张训戒见河水清澈见底,莫约二尺来深,打马涉水,马却畏缩不前,这种时刻,他做主将的如果不进,士兵也不敢上前,张训朝马屁股狠揍几鞭,马只在原地跳了几步,他跳下马,一手挽起马鬃,一手揪住马尾,将马拖进了河中,士兵见状不得不纷纷下河涉水,张训戒上岸,直奔常溪镇,陈可欣仓猝出城迎战,被张训戒一剑刺于马下,余众无首,皆缴械投降。
张训戒取得常溪镇,又与李德纶攻取了滦河城,然后渡江进入杭湖城,等张训戒、李德纶到达杭湖城,才发现这座昔日天堂般的城市,已经变成了炼狱,城中并没有詹侍帮的一兵一卒,只有少许在詹侍帮离开时藏起来而幸免于难的居民,还在无助地啜泣,张训戒、李德纶忙行动起来,扑灭尚未熄灭的余火,两人的军士挖出之前他们留在城里的几十万斛稻米,赈济饥民。

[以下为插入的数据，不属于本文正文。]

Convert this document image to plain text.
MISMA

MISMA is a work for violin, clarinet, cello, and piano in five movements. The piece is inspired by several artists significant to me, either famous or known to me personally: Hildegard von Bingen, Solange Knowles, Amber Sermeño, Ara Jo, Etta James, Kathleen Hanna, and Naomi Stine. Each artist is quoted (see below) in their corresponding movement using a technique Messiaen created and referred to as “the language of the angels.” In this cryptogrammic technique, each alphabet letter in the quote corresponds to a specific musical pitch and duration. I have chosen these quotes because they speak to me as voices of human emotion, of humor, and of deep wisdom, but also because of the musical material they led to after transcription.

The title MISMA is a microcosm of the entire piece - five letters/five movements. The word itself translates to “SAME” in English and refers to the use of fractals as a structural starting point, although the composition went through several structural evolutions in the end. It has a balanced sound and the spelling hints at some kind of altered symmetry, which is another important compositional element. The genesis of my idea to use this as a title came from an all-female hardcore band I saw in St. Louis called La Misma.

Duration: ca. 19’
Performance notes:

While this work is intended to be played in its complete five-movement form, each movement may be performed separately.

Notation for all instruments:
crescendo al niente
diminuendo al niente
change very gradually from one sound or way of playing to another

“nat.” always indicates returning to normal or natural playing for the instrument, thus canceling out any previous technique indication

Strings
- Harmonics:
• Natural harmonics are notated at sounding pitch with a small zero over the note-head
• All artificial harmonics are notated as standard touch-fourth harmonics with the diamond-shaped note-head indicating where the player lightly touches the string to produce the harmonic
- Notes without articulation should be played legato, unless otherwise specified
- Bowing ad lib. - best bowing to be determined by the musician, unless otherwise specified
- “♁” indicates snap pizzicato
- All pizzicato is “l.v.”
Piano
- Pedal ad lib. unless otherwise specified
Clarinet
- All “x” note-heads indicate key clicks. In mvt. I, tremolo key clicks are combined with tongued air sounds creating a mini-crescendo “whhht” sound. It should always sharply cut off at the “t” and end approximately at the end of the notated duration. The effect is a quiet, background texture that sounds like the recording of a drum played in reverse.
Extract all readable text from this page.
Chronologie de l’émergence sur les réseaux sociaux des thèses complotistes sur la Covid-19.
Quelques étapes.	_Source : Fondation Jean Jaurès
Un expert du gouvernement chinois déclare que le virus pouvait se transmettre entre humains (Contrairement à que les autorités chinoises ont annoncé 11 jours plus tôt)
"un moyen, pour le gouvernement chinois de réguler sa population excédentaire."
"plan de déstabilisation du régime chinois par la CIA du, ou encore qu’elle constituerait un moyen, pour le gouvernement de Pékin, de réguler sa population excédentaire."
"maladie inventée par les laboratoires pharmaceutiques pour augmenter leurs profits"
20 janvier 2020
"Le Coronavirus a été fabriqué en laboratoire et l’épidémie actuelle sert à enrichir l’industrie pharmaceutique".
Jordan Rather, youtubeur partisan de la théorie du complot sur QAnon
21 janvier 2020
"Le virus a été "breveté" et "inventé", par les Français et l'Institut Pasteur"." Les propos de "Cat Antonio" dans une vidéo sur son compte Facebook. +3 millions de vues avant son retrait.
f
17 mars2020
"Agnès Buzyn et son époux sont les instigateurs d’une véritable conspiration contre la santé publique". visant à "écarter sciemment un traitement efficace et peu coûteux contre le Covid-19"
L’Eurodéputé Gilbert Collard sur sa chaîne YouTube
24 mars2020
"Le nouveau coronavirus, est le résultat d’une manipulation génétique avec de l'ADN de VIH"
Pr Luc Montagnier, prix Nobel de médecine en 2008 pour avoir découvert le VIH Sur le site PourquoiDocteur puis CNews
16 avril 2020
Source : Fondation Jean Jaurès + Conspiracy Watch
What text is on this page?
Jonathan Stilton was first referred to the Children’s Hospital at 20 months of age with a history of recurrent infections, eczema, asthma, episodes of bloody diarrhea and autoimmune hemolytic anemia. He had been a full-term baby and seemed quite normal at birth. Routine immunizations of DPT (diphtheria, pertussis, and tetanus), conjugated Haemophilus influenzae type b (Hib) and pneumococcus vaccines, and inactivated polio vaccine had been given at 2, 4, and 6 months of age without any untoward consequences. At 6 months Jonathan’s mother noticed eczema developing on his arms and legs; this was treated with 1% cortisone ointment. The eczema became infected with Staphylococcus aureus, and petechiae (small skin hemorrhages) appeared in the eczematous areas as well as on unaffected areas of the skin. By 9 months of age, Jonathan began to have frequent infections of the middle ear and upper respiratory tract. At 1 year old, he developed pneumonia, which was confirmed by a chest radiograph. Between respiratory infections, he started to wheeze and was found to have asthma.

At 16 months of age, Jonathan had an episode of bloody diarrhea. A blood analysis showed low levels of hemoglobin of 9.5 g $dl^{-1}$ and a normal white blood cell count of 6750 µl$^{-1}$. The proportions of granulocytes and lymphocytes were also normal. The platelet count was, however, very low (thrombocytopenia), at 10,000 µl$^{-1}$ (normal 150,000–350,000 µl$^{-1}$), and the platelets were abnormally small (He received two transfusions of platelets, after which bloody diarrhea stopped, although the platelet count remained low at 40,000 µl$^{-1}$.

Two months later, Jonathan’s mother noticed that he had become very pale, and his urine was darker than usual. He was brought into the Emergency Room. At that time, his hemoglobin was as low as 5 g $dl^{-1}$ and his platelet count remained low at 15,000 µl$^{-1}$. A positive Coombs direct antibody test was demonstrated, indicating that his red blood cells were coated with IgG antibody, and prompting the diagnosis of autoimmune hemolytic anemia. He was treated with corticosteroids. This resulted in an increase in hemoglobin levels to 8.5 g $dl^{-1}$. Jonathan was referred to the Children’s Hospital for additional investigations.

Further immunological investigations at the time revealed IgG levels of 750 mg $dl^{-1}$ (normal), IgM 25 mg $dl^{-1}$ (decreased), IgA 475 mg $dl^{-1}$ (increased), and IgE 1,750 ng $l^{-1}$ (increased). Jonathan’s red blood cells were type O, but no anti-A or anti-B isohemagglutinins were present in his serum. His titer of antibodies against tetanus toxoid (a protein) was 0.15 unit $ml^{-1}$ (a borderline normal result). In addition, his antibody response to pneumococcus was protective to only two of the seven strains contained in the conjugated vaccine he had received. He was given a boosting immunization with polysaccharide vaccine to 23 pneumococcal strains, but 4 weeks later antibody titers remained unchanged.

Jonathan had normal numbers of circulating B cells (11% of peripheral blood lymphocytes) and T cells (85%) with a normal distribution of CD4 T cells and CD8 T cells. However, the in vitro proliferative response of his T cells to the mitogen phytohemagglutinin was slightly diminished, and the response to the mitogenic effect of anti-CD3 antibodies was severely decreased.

正在此时,泗水候张谏言来杭湖城借粮,诉说泗水镇遭水灾,颗粒无收,百姓饿死过半,军队难以养活,张训戒以地丞相赖汉英的名义送给他几万斛,张谏言因此感激不已,从此归附了赖汉英,赖汉英此时连得常溪镇、滦河城、杭湖城以及被后成虹攻下说和平堡、海河城,实力大增。
詹侍帮得报后,自然大惊失色,不一会,又有人来报道:
“和平堡被赖汉英部将后成虹攻破,康旺哥投降,后成虹又进军海河城,海河城的安鹭鸶弃城而逃,海河城也被后成虹夺取。”
詹侍帮烦躁不已,心想后路被断,看来只有面前一条路了,就是倾力打败赖汉英,才能死里求生。
詹侍帮在东德堡停留了数周,大肆收集粮草运往东德堡大营,一切准备停当后,詹侍帮的主力离开东德堡,挥师西进,沿途旌旗招展,号称三十万。
詹侍帮亲自统领大军势不可挡地向杨宣堡前进,他要一举夺下赖汉英的老窝,彻底扭转乾坤,独霸江河,至于钱鄯善,他压根就没放在眼里。